La semaine va être marquée par l'ouverture du débat sur ce qu'il est convenu d'appeler d'un drôle de nom pas très engageant, la loi DADVSI : Droits d'Auteur et Droits Voisins dans la Société de l'Information !
Ce projet de loi, transposition d'une directive Européenne, pose les principes de la protection de la rémunération des auteurs et de l'encadrement du P2P dans un cadre d'ailleurs de moins en moins répressif au fur et à mesure de l'évolution du texte. Je suis persuadé que c'est un débat majeur. Mais que les choses sont posées de telle façon qu'il est bien difficile de s'y retrouver et que les enjeux vont bien au-delà du texte en lui-même. C'est ce qui explique l'intensité et l'incertitude des discussions.
Ce texte d'allure technique est en fait l'occasion d'avoir un débat sur de grands enjeux qui sont nés de l'évolution rapide des nouvelles technologies et de la place prise par Internet dans notre vie quotidienne : relation des citoyens à la culture, idée du partage, gratuité réelle ou supposée, nouvelle perception des distances, bouleversement de l'organisation personnelle par rapport au temps, etc.
Je crois que sans grandiloquence, il n'est pas interdit de penser qu'à travers cette question c'est la prise de conscience de l'avènement d'une nouvelle société qui se déroule sous nos yeux. Nous en avions tous confusément conscience et voilà que nous y sommes brutalement confrontés. Et immédiatement beaucoup de questions se posent :
- Comment concilier progrès technologique, liberté individuelle, protection des droits, propriété ? Une question encore plus complexe si l'on tient compte de l'impact grandissant de la dématérialisation.
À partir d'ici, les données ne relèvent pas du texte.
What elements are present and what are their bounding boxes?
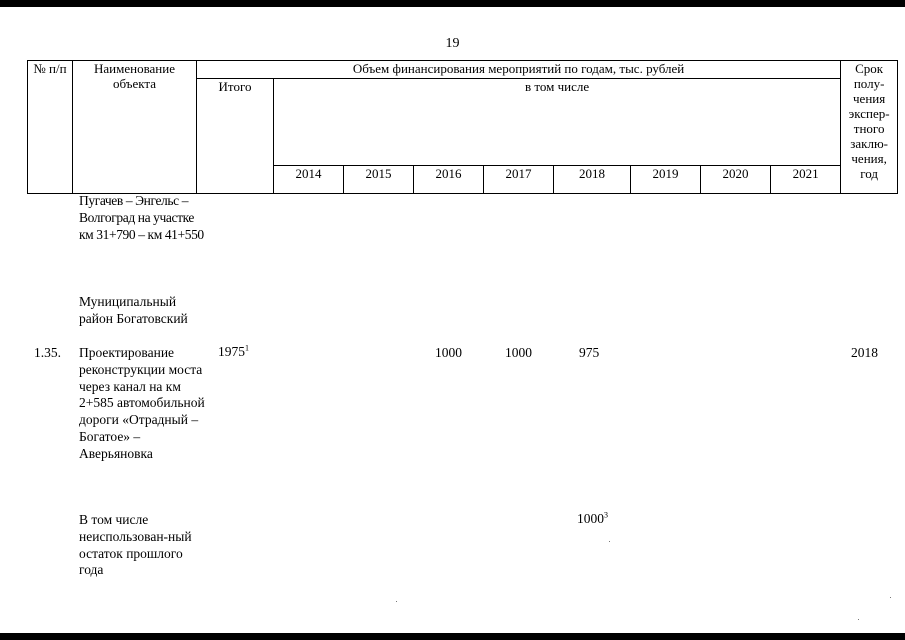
header-year: 2020 [701,166,771,194]
header-year: 2014 [274,166,344,194]
header-year: 2018 [554,166,631,194]
header-number: № п/п [28,61,73,194]
row-2018: 975 [579,345,600,360]
header-total: Итого [197,79,274,194]
continued-object-name: Пугачев – Энгельс – Волгоград на участке км 31+790 – км 41+550 [79,193,204,242]
header-year: 2019 [631,166,701,194]
district-name: Муниципальный район Богатовский [79,294,188,326]
scan-speck [890,597,891,598]
scan-speck [858,619,859,620]
header-including: в том числе [274,79,841,166]
header-year: 2016 [414,166,484,194]
scan-speck [396,601,397,602]
header-volume: Объем финансирования мероприятий по годам, тыс. рублей [197,61,841,79]
row-number: 1.35. [34,345,61,360]
header-year: 2017 [484,166,554,194]
footnote-marker: 3 [604,510,608,520]
table-header [27,60,898,194]
subrow-2018: 1000$^3$ [577,510,608,526]
row-object-name: Проектирование реконструкции моста через канал на км 2+585 автомобильной дороги «Отрадный – Богатое» – Аверьяновка [79,345,205,461]
footnote-marker: 1 [245,343,249,353]
header-deadline: Срок полу-чения экспер-тного заклю-чения, год [841,61,898,194]
row-total: 1975$^1$ [218,343,249,359]
row-2017: 1000 [505,345,532,360]
row-deadline: 2018 [851,345,878,360]
row-2016: 1000 [435,345,462,360]
subrow-name: В том числе неиспользован-ный остаток прошлого года [79,512,192,578]
page-number: 19 [445,36,460,51]
bottom-border [0,633,905,640]
header-name: Наименование объекта [73,61,197,194]
header-year: 2021 [771,166,841,194]
top-border [0,0,905,7]
header-year: 2015 [344,166,414,194]
scan-speck [609,541,610,542]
- Comment rémunérer justement acteurs, chanteurs, producteurs, etc. ? En se méfiant de l'habileté des grands groupes industriels qui ont su dissimuler la protection de leurs intérêts financiers derrière la promotion de la création culturelle. La protection des artistes doit prédominer sur celle des diffuseurs. En tous cas, si l'on regarde les choses de façon optimiste, jamais les artistes n'ont pu bénéficier d'une telle diffusion ni d'une telle opportunité de promotion de leur oeuvre et jamais les citoyens n'ont eu un tel accès à la culture !
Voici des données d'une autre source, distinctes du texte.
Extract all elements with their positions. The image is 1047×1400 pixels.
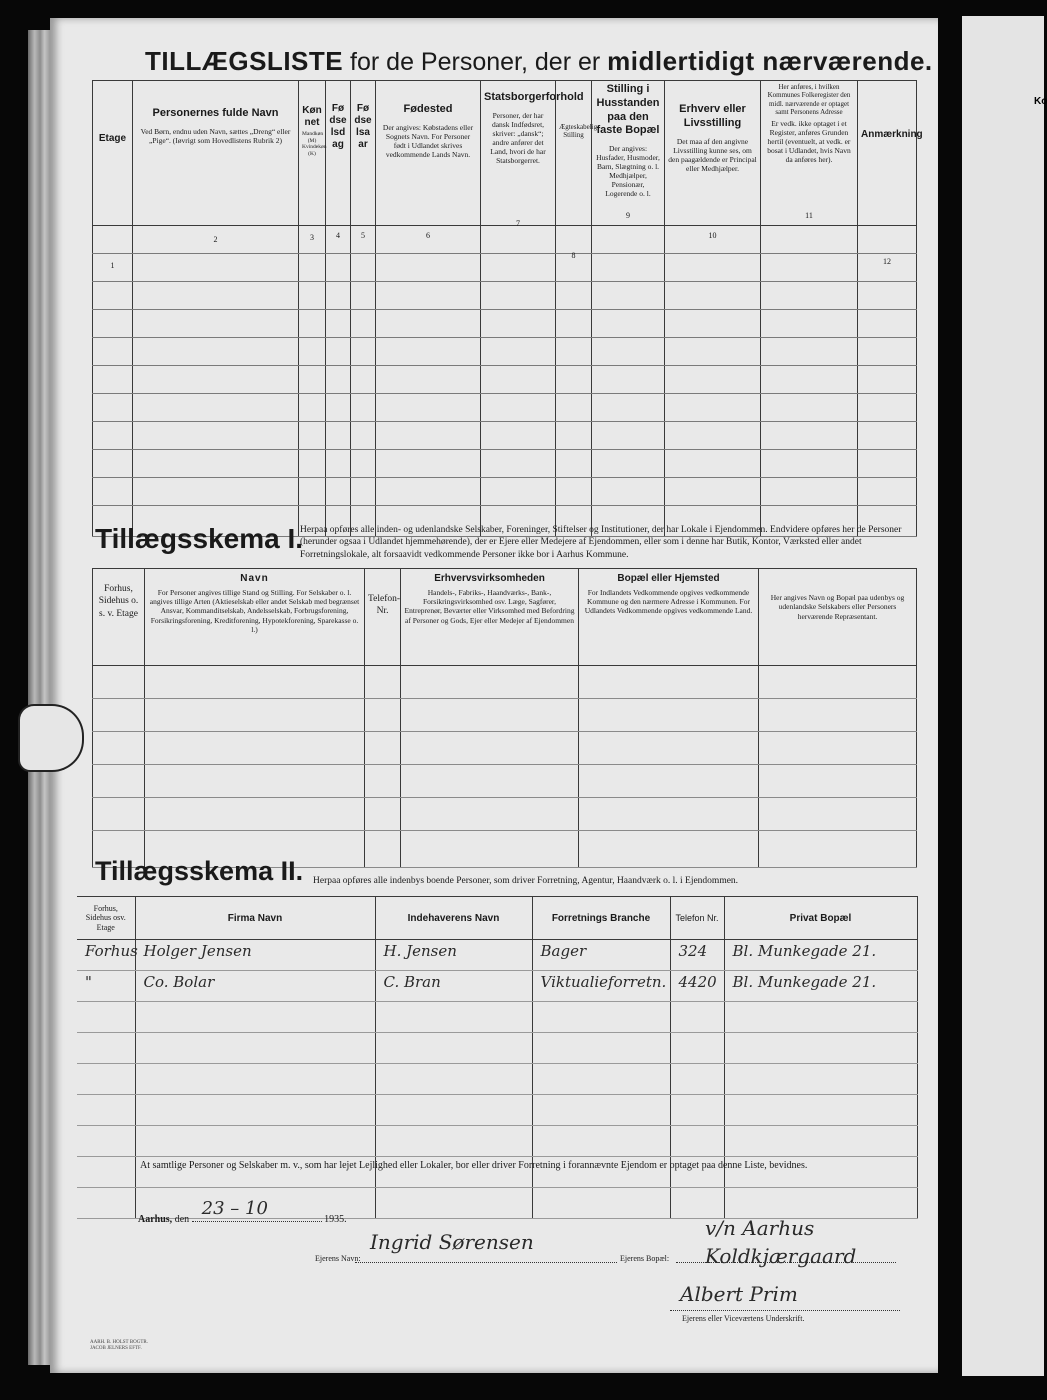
s2-col-branch: Forretnings Branche: [532, 897, 670, 940]
schema2-header-row: [77, 897, 917, 940]
schema2-row: [77, 940, 917, 971]
list-row: [93, 478, 917, 506]
schema1-header-row: [93, 569, 917, 666]
s2-cell-address: Bl. Munkegade 21.: [724, 940, 917, 971]
year-label: 1935.: [324, 1214, 347, 1225]
owner-address-line: [676, 1262, 896, 1263]
col-birthplace: Fødested Der angives: Købstadens eller Sognets Navn. For Personer født i Udlandet skrives vedkommende Lands Navn. 6: [376, 81, 481, 226]
s1-col-representative: Her angives Navn og Bopæl paa udenbys og udenlandske Selskabers eller Personers herværende Repræsentant.: [759, 569, 917, 666]
schema1-row: [93, 798, 917, 831]
schema2-row: [77, 1002, 917, 1033]
col-household: Stilling i Husstanden paa den faste Bopæl Der angives: Husfader, Husmoder, Barn, Slægtning o. l. Medhjælper, Pensionær, Logerende o. l. 9: [592, 81, 665, 226]
list-row: [93, 310, 917, 338]
schema1-description: Herpaa opføres alle inden- og udenlandske Selskaber, Foreninger, Stiftelser og Institutioner, der har Lokale i Ejendommen. Endvidere opføres her de Personer (herunder ogsaa i Udlandet hjemmehørende), der er Ejere eller Medejere af Ejendommen, eller som i denne har Butik, Kontor, Værksted eller andet Forretningslokale, alt forsaavidt vedkommende Personer ikke bor i Aarhus Kommune.: [300, 525, 902, 560]
s2-cell-phone: 324: [670, 940, 724, 971]
facing-page: [962, 16, 1047, 1376]
col-name: Personernes fulde Navn Ved Børn, endnu uden Navn, sættes „Dreng“ eller „Pige“. (Iøvrigt som Hovedlistens Rubrik 2) 2: [133, 81, 299, 226]
schema2-row: [77, 1095, 917, 1126]
s2-cell-owner: C. Bran: [375, 971, 532, 1002]
schema2-title: Tillægsskema II.: [95, 856, 304, 886]
col-marital: Ægteskabelig Stilling 8: [556, 81, 592, 226]
schema2-row: [77, 1064, 917, 1095]
schema2-row: [77, 971, 917, 1002]
owner-name-line: [355, 1262, 617, 1263]
owner-name-label: Ejerens Navn:: [315, 1254, 361, 1263]
list-header-row: [93, 81, 917, 226]
binder-tab: [20, 706, 82, 770]
list-row: [93, 422, 917, 450]
signature-caption: Ejerens eller Viceværtens Underskrift.: [682, 1314, 805, 1323]
schema2-row: [77, 1126, 917, 1157]
owner-name-handwritten: Ingrid Sørensen: [370, 1230, 534, 1254]
list-row: [93, 282, 917, 310]
s2-col-floor: Forhus, Sidehus osv. Etage: [77, 897, 135, 940]
col-register: Her anføres, i hvilken Kommunes Folkeregister den midl. nærværende er optaget samt Personens Adresse Er vedk. ikke optaget i et Register, anføres Grunden hertil (eventuelt, at vedk. er bosat i Udlandet, hvis Navn da anføres her). 11: [761, 81, 858, 226]
col-citizenship: Statsborgerforhold Personer, der har dansk Indfødsret, skriver: „dansk“; andre anfører det Land, hvori de har Statsborgerret. 7: [481, 81, 556, 226]
s2-cell-firm: Co. Bolar: [135, 971, 375, 1002]
schema1-row: [93, 765, 917, 798]
s2-col-firm: Firma Navn: [135, 897, 375, 940]
s1-col-floor: Forhus, Sidehus o. s. v. Etage: [93, 569, 145, 666]
printer-imprint: AARH. B. HOLST BOGTR. JACOB JELNERS EFTF.: [90, 1340, 148, 1351]
s1-col-phone: Telefon-Nr.: [365, 569, 401, 666]
col-remark: Anmærkning 12: [858, 81, 917, 226]
s2-cell-branch: Bager: [532, 940, 670, 971]
s1-col-business: Erhvervsvirksomheden Handels-, Fabriks-, Haandværks-, Bank-, Forsikringsvirksomhed osv. Læge, Sagfører, Entreprenør, Beværter eller Virksomhed med Befordring af Personer og Gods, Ejer eller Medejer af Ejendommen: [401, 569, 579, 666]
s2-cell-branch: Viktualieforretn.: [532, 971, 670, 1002]
s2-cell-floor: Forhus: [77, 940, 135, 971]
schema1-title: Tillægsskema I.: [95, 523, 304, 554]
date-line: [138, 1198, 347, 1225]
col-occupation: Erhverv eller Livsstilling Det maa af den angivne Livsstilling kunne ses, om den paagældende er Principal eller Medhjælper. 10: [665, 81, 761, 226]
schema1-row: [93, 732, 917, 765]
page-stack-edge: [28, 30, 50, 1365]
form-page: [50, 18, 938, 1373]
s2-cell-phone: 4420: [670, 971, 724, 1002]
s2-col-phone: Telefon Nr.: [670, 897, 724, 940]
list-row: [93, 254, 917, 282]
owner-address-hand-main: Koldkjærgaard: [705, 1244, 857, 1268]
signature-handwritten: Albert Prim: [680, 1282, 798, 1306]
col-birthyear: Fødselsaar 5: [351, 81, 376, 226]
schema1-row: [93, 699, 917, 732]
col-birthday: Fødselsdag 4: [326, 81, 351, 226]
s2-cell-floor: ": [77, 971, 135, 1002]
den-label: den: [174, 1214, 190, 1225]
col-gender: Kønnet Mandkøn (M) Kvindekøn (K) 3: [299, 81, 326, 226]
date-handwritten: 23 – 10: [201, 1198, 268, 1219]
signature-line: [670, 1310, 900, 1311]
list-title-main: TILLÆGSLISTE: [145, 46, 344, 76]
owner-address-label: Ejerens Bopæl:: [620, 1254, 670, 1263]
col-etage: Etage 1: [93, 81, 133, 226]
date-field: [192, 1198, 322, 1222]
list-row: [93, 338, 917, 366]
facing-page-fragment: Ko: [1034, 96, 1047, 107]
owner-address-hand-top: v/n Aarhus: [705, 1216, 815, 1240]
s2-cell-owner: H. Jensen: [375, 940, 532, 971]
supplement-list-table: [92, 80, 923, 537]
place-label: Aarhus,: [138, 1214, 173, 1225]
list-row: [93, 394, 917, 422]
list-title: [145, 46, 965, 77]
schema2-description: Herpaa opføres alle indenbys boende Personer, som driver Forretning, Agentur, Haandværk o. l. i Ejendommen.: [313, 876, 739, 886]
schema1-table: [92, 568, 917, 868]
s2-col-owner: Indehaverens Navn: [375, 897, 532, 940]
s1-col-name: Navn For Personer angives tillige Stand og Stilling. For Selskaber o. l. angives tillige Arten (Aktieselskab eller andet Selskab med begrænset Ansvar, Kommanditselskab, Andelsselskab, Forbrugsforening, Forsikringsforening, Kreditforening, Hypotekforening, Sparekasse o. l.): [145, 569, 365, 666]
s1-col-residence: Bopæl eller Hjemsted For Indlandets Vedkommende opgives vedkommende Kommune og den nærmere Adresse i Kommunen. For Udlandets Vedkommende opgives vedkommende Land.: [579, 569, 759, 666]
list-row: [93, 450, 917, 478]
schema2-row: [77, 1033, 917, 1064]
s2-cell-firm: Holger Jensen: [135, 940, 375, 971]
attestation-text: At samtlige Personer og Selskaber m. v., som har lejet Lejlighed eller Lokaler, bor eller driver Forretning i forannævnte Ejendom er optaget paa denne Liste, bevidnes.: [140, 1160, 808, 1171]
list-title-end: midlertidigt nærværende.: [607, 46, 933, 76]
s2-cell-address: Bl. Munkegade 21.: [724, 971, 917, 1002]
list-title-middle: for de Personer, der er: [343, 48, 608, 76]
list-row: [93, 366, 917, 394]
schema1-row: [93, 666, 917, 699]
s2-col-address: Privat Bopæl: [724, 897, 917, 940]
- Comment réconcilier le consommateur et l'auteur ? Ce qui ne nous éloigne pas trop de l'un des grands débats du moment qui est le conflit d'intérêt entre le salarié et le consommateur… que l'on est d'ailleurs parfois tour à tour ! N'est ce pas la base du débat sur la mondialisation ?
- Comment permettre la copie privée sans risquer de devenir sans l'avoir imaginé un contrefacteur ?
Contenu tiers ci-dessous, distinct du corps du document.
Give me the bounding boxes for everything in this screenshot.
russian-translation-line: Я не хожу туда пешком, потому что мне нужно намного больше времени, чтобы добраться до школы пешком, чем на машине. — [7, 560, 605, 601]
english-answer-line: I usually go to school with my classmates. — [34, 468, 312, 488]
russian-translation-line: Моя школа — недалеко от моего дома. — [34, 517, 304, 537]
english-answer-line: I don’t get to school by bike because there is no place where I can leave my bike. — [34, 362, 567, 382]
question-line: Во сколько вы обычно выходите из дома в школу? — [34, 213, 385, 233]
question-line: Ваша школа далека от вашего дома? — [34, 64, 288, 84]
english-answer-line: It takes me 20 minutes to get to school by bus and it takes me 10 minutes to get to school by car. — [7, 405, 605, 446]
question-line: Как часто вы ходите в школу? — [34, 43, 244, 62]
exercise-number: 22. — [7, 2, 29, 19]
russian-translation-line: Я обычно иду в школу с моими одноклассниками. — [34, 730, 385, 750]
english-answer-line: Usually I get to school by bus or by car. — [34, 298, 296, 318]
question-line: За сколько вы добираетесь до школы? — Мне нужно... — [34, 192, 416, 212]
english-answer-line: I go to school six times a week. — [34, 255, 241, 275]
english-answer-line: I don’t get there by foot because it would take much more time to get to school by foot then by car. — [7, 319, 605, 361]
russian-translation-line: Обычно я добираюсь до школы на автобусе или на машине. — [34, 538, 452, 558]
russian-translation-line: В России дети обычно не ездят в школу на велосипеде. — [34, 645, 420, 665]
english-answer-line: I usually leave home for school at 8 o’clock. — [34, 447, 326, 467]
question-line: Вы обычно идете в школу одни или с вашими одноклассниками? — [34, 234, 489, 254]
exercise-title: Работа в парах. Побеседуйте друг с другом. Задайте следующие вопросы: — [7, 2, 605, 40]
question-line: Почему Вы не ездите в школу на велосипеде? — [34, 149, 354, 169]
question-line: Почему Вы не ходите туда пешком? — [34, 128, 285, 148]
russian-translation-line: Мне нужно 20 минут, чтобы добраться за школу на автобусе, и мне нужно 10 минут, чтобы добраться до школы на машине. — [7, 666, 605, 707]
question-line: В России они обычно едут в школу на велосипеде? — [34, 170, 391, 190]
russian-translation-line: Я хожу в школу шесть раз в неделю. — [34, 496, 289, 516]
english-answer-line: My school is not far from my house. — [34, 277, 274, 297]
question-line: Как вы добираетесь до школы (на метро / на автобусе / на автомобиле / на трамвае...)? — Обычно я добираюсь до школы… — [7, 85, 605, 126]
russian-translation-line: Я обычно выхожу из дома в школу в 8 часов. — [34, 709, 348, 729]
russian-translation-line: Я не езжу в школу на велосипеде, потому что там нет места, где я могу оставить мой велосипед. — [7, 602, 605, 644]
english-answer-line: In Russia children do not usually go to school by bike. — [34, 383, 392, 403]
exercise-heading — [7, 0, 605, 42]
- Comment ne pas remettre en cause l'essor des logiciels libres ? Desserrer le carcan de Microsoft ne me paraît pas sans enjeu !
- Comment organiser l'interopérabilité ? etc.
Bien d'autres questions vont émerger, j'en suis sûr, dans les jours à venir.
Ce débat n'est pas sans rappeler celui sur les radios libres. De mon point de vue, rien ne sert d'essayer d'interdire ou d'essayer de créer une "ligne Maginot" car cela a bien peu de chance de réussir dans cette confrontation entre la technique et le droit. Je ne suis pas non plus très enthousiasmé par la "licence globale" car elle me semble assez irréaliste. La solution est à trouver entre liberté et responsabilité en laissant une certaine flexibilité de choix aux auteurs et aux consommateurs.
Mais surtout, la réflexion doit être menée avec l'idée que cette loi est peut-être l'une des premières d'une nouvelle société. Car c'est bien d'un débat de société dont il s'agit : La "société de l'accès" décrite par Jeremy Rifkin, en opposition à la "société de la possession". Pour lui, la société en réseau qui se met progressivement en place ne doit pas être regardée comme la "société de l’Internet", mais comme la "société à laquelle l’Internet sert de miroir". Le réseau n’est pas un phénomène informatique, mais un fait social.
N'est ce pas la vraie dimension du débat ? Les jours à venir vont être passionnants.